Jean-Marie Bockel, dont le fils militaire est mort au combat en 2019, salue la décision de maintenir les cérémonies du 14-juillet et de faire un hommage aux soignants.

Jean-Marie Bockel, sénateur centriste, à l\'Elysée le 28 juin 2016.
Jean-Marie Bockel, sénateur centriste, à l'Elysée le 28 juin 2016. (BERTRAND GUAY / AFP)

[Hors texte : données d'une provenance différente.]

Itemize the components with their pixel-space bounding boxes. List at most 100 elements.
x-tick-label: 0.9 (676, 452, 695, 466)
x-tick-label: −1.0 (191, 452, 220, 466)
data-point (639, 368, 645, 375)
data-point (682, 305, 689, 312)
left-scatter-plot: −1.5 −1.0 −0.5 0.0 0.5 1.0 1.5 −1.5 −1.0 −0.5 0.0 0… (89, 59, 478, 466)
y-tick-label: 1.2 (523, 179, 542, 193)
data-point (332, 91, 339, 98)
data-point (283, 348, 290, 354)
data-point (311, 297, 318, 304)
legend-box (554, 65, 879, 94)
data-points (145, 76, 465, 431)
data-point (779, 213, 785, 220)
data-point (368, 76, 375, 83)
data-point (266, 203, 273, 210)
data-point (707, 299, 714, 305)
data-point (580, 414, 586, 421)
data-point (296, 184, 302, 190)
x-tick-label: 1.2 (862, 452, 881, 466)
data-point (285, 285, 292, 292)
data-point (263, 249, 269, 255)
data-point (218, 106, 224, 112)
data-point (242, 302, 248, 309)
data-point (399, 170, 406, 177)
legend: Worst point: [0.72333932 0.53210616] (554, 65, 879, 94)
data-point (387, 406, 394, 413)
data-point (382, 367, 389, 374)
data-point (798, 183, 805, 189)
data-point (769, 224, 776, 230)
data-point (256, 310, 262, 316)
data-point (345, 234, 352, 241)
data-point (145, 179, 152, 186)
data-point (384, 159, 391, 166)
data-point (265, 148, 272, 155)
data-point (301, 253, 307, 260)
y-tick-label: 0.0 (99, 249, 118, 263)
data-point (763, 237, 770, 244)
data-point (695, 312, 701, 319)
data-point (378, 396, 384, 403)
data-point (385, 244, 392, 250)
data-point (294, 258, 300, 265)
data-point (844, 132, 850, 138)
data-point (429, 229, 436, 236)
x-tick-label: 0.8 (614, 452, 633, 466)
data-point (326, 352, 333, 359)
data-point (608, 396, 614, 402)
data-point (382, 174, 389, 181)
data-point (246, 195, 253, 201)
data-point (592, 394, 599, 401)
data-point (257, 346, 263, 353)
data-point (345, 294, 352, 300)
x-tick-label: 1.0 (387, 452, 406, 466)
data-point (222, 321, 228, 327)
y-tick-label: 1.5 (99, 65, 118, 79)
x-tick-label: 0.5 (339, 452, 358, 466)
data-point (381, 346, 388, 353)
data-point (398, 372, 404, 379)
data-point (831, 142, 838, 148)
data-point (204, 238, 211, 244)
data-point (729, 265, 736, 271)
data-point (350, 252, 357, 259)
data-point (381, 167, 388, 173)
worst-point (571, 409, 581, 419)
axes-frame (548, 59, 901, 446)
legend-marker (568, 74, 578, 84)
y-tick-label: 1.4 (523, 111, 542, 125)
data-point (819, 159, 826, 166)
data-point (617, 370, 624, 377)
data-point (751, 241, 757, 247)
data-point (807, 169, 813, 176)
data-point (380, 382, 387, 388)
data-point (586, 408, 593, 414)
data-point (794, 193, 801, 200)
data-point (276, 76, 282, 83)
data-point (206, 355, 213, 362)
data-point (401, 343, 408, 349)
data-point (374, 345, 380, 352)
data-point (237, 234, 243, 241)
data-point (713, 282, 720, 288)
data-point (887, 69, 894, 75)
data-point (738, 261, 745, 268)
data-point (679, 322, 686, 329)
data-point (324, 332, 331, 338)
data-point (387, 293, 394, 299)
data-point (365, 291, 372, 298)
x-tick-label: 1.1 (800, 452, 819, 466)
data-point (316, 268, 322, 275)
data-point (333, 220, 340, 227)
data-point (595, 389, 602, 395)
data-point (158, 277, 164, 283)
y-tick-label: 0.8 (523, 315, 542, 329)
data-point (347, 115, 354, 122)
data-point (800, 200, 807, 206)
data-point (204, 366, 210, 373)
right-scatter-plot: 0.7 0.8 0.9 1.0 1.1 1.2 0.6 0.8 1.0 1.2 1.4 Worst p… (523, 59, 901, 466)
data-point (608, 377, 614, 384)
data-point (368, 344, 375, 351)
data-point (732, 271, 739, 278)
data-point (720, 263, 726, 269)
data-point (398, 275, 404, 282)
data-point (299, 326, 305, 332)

Il était "très important" de maintenir les cérémonies du 14-Juillet, "un moment rassembleur" "auquel les Français sont très attachés", a estimé Jean-Marie Bockel, sénateur du Haut-Rhin et plusieurs fois secrétaire d'Etat ou ministre, interrogé sur franceinfo mardi 14 juillet. Le fils de Jean-Marie Bockel est mort en novembre 2019 dans la collision de deux hélicoptères de combat.

"Par les temps qui courent, avec cette sortie compliquée du Covid, avec toutes nos divisions", il était, selon lui, important de "se rassembler en plus sur cette double dimension", puisque le défilé militaire se déroule cette année sous forme d'hommage aux soignants et à tous ceux qui étaient en première ligne pendant l'épidémie de coronavirus. "Je ne le vois pas comme une opération de communication", a souligné Jean-Marie Bockel, qui fut secrétaire d'Etat à la Défense et aux anciens combattants (2008-2009).

"Rassembler avant de réformer"

Le sénateur du Haut-Rhin, département très touché par l'épidémie de coronavirus, a estimé qu'à "côté des vraies attentes" des soignants, "on a aussi besoin, quand on se bat, quand on s'engage, quand c'est dur, d'une reconnaissance". "En dehors de toutes considérations de politique intérieure, c'est un moment important. Après les questions sont sur la table", a ajouté Jean-Marie Bockel.

Le sénateur y voit, "sur les enjeux de la santé", "peut-être le point de départ de réformes tellement et depuis si longtemps attendues en France". Pour lui, il faut "se rassembler avant de réformer" un système de santé qu'il juge "trop centralisé".